USE BREATHING EXERCISES
Breathing techniques are used for asthma, but general they involve learning to take slower, longer breaths, to breathe through your nose rather than your mouth, and to use your abdominal muscles to take deep ‘belly breaths’.
Two specific breathing techniques for asthma include the Buteyko breathing technique and yoga breathing exercises (pranayama). In a number of studies, people who did such breathing exercises reported improvement in their symptoms. These methods also emphasise stress reduction and good nutrition.
Acupuncture originated in China thousands of years ago and involves the insertion of very thin needles into your skin at specific points on your body. Some studies show that asthma improves with acupuncture and is very safe when delivered by trained practitioners. This suggests working with an experienced acupuncturist or a medical doctor who practises acupuncture.
Herbal remedies have been used for centuries and are still a primary asthma treatment in many countries. Herbs used in treating asthma include ephedra, green tea, ginger, schizandra, rosemary, pycnogenol, boswellia, aloe vera and ginkgo biloba. All these herbs have definite anti-inflammatory properties.

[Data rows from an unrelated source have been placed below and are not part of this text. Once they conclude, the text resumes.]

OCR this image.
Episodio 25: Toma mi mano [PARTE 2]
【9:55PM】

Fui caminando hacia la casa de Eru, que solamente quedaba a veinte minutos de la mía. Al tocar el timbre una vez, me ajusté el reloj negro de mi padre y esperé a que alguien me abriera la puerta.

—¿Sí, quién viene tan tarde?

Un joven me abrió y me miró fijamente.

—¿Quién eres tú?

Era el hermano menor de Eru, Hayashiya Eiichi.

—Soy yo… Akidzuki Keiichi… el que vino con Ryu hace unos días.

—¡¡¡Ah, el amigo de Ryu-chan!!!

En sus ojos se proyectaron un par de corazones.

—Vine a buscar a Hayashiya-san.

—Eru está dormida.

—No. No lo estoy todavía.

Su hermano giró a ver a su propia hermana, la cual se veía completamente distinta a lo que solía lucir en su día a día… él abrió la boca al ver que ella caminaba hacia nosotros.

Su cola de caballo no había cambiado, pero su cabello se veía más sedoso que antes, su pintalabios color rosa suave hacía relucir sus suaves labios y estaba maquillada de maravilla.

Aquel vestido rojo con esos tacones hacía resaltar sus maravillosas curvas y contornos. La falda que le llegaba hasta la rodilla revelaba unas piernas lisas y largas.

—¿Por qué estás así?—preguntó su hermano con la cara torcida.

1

Blends of different types of herbs are commonly used in traditional Chinese, Indian and Japanese medicine, as certain combinations of herbs may be more effective than a single herb. Some herbal remedies can interact with prescription medications, so inform your doctor if you choose to use both.
Homeopathy stimulates the body’s self-healing ability using very small doses of substances that would cause the problem. For asthma, homeopathic remedies are made from substances that generally trigger an asthmatic reaction, such as pollen or weeds, but in such tiny amounts that they prevent rather than cause an asthma attack.
Relaxation therapy techniques include meditation, biofeedback, hypnosis and progressive muscle relaxation. These techniques help asthma by reducing stress, relieving the symptoms and promoting a sense of well-being. In psychogenic asthma (emotionally induced asthma), these methods may cure the problem.